Figure 4: Multistep model of HSF1 activation. Schematic representation of HSF1 multistep process of activation. In control cells, HSF1 is a constitutively serine-phosphorylated monomer. Exposure to anti-inflammatory drugs (a) induces trimerization and acquisition of HSF1-DNA binding activity; this form is not inducibly phosphorylated and is transcriptionally inert. Further exposure of the drug induced form of HSF1 to heat shock (b) leads to HSF1-inducible serine phosphorylation coincident with transcriptional activation.

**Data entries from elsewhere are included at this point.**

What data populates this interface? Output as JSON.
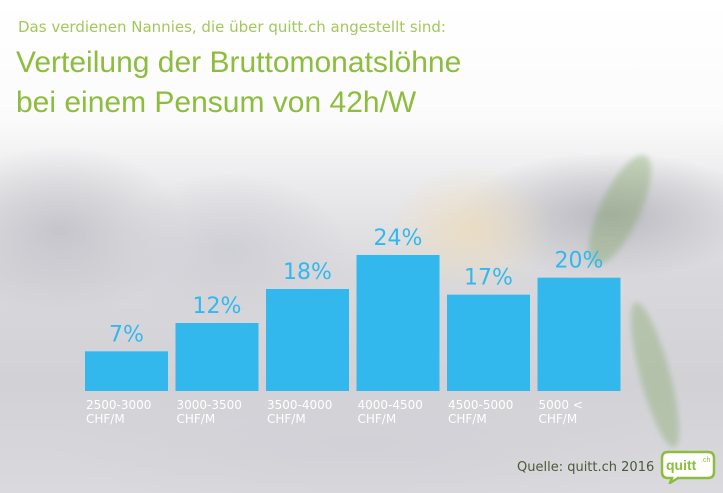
{
  "header": {
    "pre_title": "Das verdienen Nannies, die über quitt.ch angestellt sind:",
    "title_line1": "Verteilung der Bruttomonatslöhne",
    "title_line2": "bei einem Pensum von 42h/W"
  },
  "footer": {
    "source": "Quelle: quitt.ch 2016"
  },
  "logo": {
    "text": "quitt",
    "suffix": ".ch"
  },
  "colors": {
    "bar": "#33b8ee",
    "label": "#33b8ee",
    "title": "#8dbd3c",
    "axis_text": "#ffffff"
  },
  "chart_data": {
    "type": "bar",
    "categories": [
      [
        "2500-3000",
        "CHF/M"
      ],
      [
        "3000-3500",
        "CHF/M"
      ],
      [
        "3500-4000",
        "CHF/M"
      ],
      [
        "4000-4500",
        "CHF/M"
      ],
      [
        "4500-5000",
        "CHF/M"
      ],
      [
        "5000 <",
        "CHF/M"
      ]
    ],
    "values": [
      7,
      12,
      18,
      24,
      17,
      20
    ],
    "value_labels": [
      "7%",
      "12%",
      "18%",
      "24%",
      "17%",
      "20%"
    ],
    "unit": "%",
    "ylim": [
      0,
      24
    ],
    "grid": false,
    "legend": "none"
  }
}
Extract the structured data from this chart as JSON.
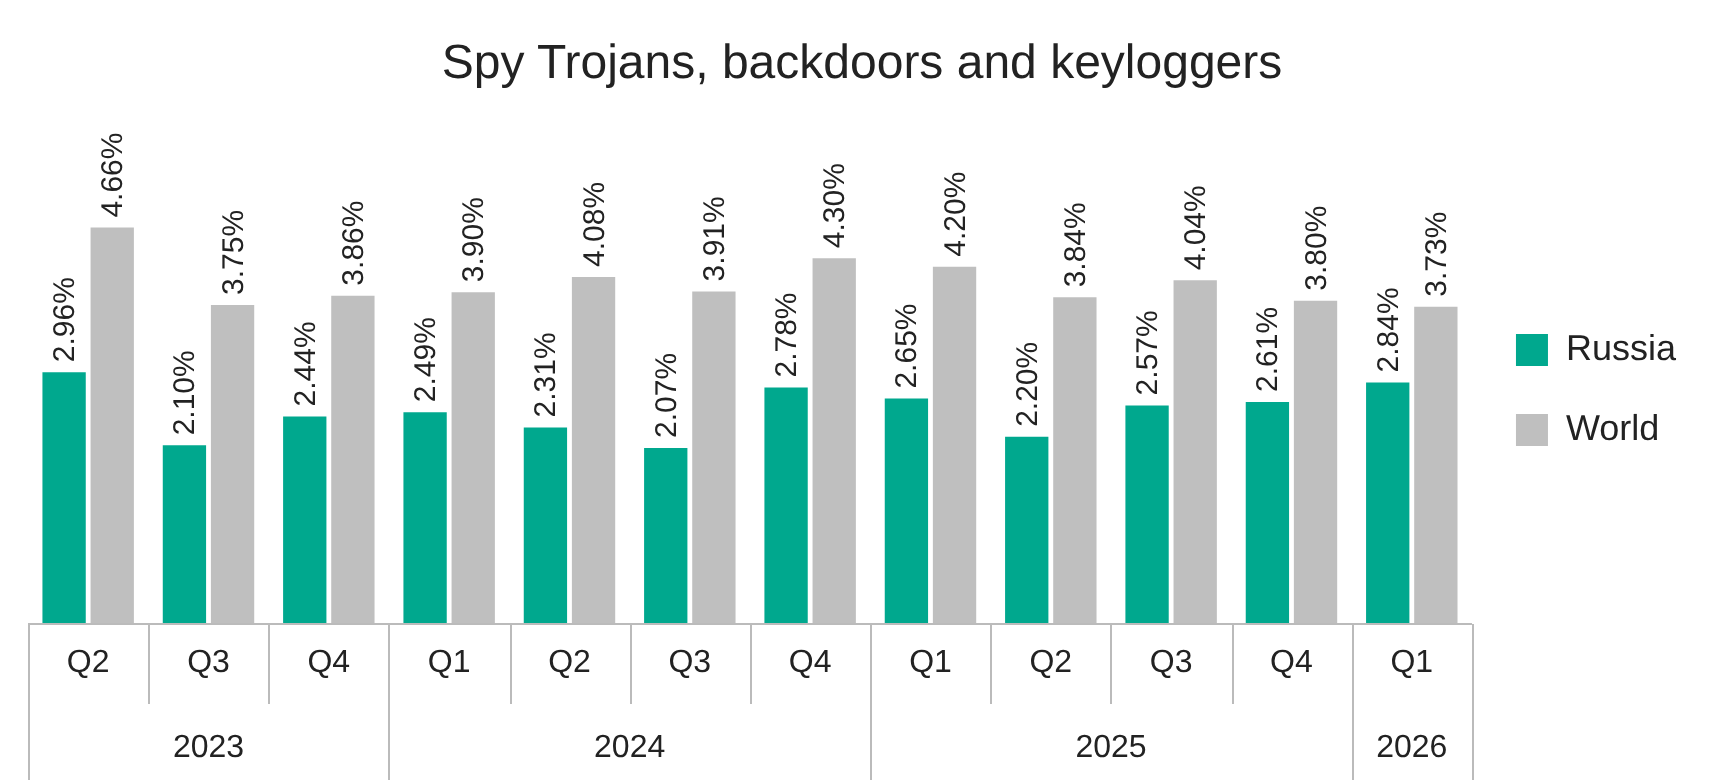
{
  "chart_data": {
    "type": "bar",
    "title": "Spy Trojans, backdoors and keyloggers",
    "categories": [
      "Q2",
      "Q3",
      "Q4",
      "Q1",
      "Q2",
      "Q3",
      "Q4",
      "Q1",
      "Q2",
      "Q3",
      "Q4",
      "Q1"
    ],
    "series": [
      {
        "name": "Russia",
        "color": "#00a88e",
        "values": [
          2.96,
          2.1,
          2.44,
          2.49,
          2.31,
          2.07,
          2.78,
          2.65,
          2.2,
          2.57,
          2.61,
          2.84
        ],
        "value_labels": [
          "2.96%",
          "2.10%",
          "2.44%",
          "2.49%",
          "2.31%",
          "2.07%",
          "2.78%",
          "2.65%",
          "2.20%",
          "2.57%",
          "2.61%",
          "2.84%"
        ]
      },
      {
        "name": "World",
        "color": "#bfbfbf",
        "values": [
          4.66,
          3.75,
          3.86,
          3.9,
          4.08,
          3.91,
          4.3,
          4.2,
          3.84,
          4.04,
          3.8,
          3.73
        ],
        "value_labels": [
          "4.66%",
          "3.75%",
          "3.86%",
          "3.90%",
          "4.08%",
          "3.91%",
          "4.30%",
          "4.20%",
          "3.84%",
          "4.04%",
          "3.80%",
          "3.73%"
        ]
      }
    ],
    "annotations": [
      "2023",
      "2024",
      "2025",
      "2026"
    ],
    "legend": "right",
    "grid": false
  }
}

What is the role of the stress-inducible serine phosphorylation of HSF1? Our demonstration that the events associated with HSF1 trimerization can occur in the absence of inducible phosphorylation reveals that inducible phosphorylation of HSF1 is not essential for conversion from the monomer to the trimer DNA binding state. Indeed, our data clearly establishes that DNA binding and oligomerization of HSF1 must precede the events of inducible phosphorylation. Is the inert trimer a substrate for stress-inducible phosphorylation? Our experiments reveal that the salicylate-induced trimers become inducibly phosphorylated; however, the studies presented here do not unequivocally establish whether the inert trimer is the substrate for the stress-induced kinase activity or whether the inert trimer is converted back to the monomer prior to inducible phosphorylation. The lack of inducible phosphorylation of the inert nuclear localized HSF1 trimer would seem to rule out the possibility that the kinase activity is constitutive and dependent upon the appearance of the HSF1 trimer for inducible phosphorylation to occur. These results suggest that the stress-induced HSF1 kinase activity is either activated by stress or requires stress for translocation to the nucleus. Finally, at issue is the role of inducible phosphorylation of HSF1 in regulating its activities. Previous studies on the S. cerevisiae and mammalian HSF have suggested that inducible phosphorylation is not essential for transcription(24, 49) . Although the studies presented here offer the strongest evidence to correlate the acquisition of inducible phosphorylation of HSF1 with transcriptional activity, we cannot rule out the possibility that a stress-induced kinase or other consequences of heat shock have affected other components of the transcriptional machinery. Further investigation will be necessary to establish the role of stress-induced phosphorylation of HSF1 in regulating aspects of its activity during activation or attenuation of the heat shock transcriptional response.